Love Will Blind You - Something a little different here. Almost hip-hop in style, but most-definitely not a rap song. The basic premise is that someone who knows no love, or thinks themselves immune, will eventually have their world turned upside down by it. The lyrics are fairly metaphoric though, so you can read into them what you wish.

Mister 10 - The explanation behind this one is quite simple really: the drums are from a rhythm machine called a Yamaha MR10. It also owes a little to early Ultravox and John Foxx. Alpha Juno is featured heavily, there are some sampled sounds, a hint of K-Station, and some soaring Yamaha CS01 on the outro.

Intergalactic Girlfriend - I'm immensely proud of this song, but can't quite put my finger on why. Perhaps because of its simple synth-pop style. This is the last song to heavily feature the Yamaha CS-5. The title is self-explanatory ;)

Robotnot - "Robotnot" was what I called the Krafwerkian rhythm loop on the intro when I sequenced it in Fruityloops. Since then the name stuck. This is the earliest track to be included on the album; the original demo was a fairly dire dance song written in 2002. 90% of it was scrapped in favour of reworking it as a synth-pop tune, and it was in that form that it appeared on Robot Music in 2003. This version has been only slightly reworked; beefier levels, an extra refrain, and a new vocal track to replace the original computer-speak. The lyrics again reflect my fascination with robots, this time drawing parallels with abusive relationships.
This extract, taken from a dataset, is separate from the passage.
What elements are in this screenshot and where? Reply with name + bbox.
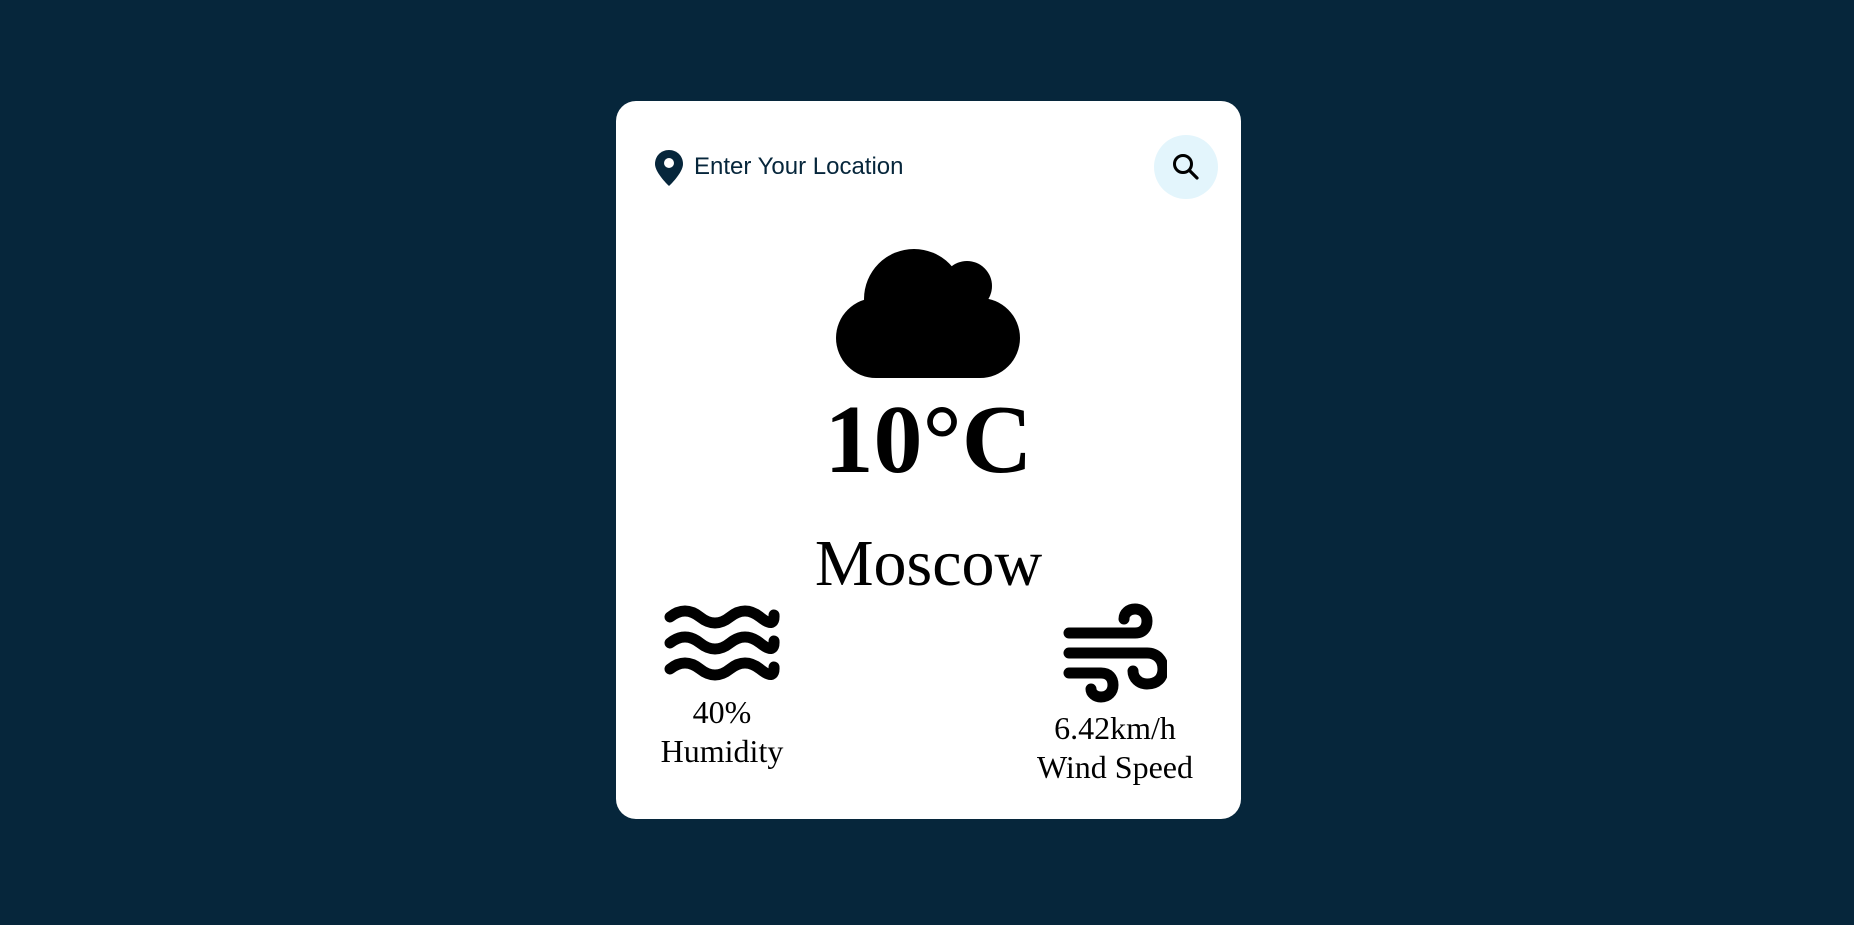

Mystery From Space (Part 2) - Like Part 1, this began as a largely improvised sketch, and the more interesting elements were translated into a proper song. Unlike Part 1, however, it bears little resemblence to the sketch that spawned it.

Kit List

Synthesizers: Novation K-Station, Roland Alpha Juno-1, Yamaha CS-5, Yamaha CS01.
Keyboards: Optimus MD-1200, Casio MT-100.
Samplers: Akai S1000, Roland SP-404.
Drum & Rhythm Machines: Boss DR-220a & 220e, Univox SR-95, Whippany RM-20.
Toy Instruments: Stylophone, Major Morgan, Speak & Spell/Math; Various circuit-bent toys (see "Studio").
Software: Sonar 2 XL, Fruityloops 3, Sound Forge, Gmedia M-Tron, Arptone, Crow Vintage Strings, EastWest Orchestra Silver, Mr. Tramp, Cheeze Machine, Analogx SayIt, Korg Legacy Polysix, VSampler, RingMod.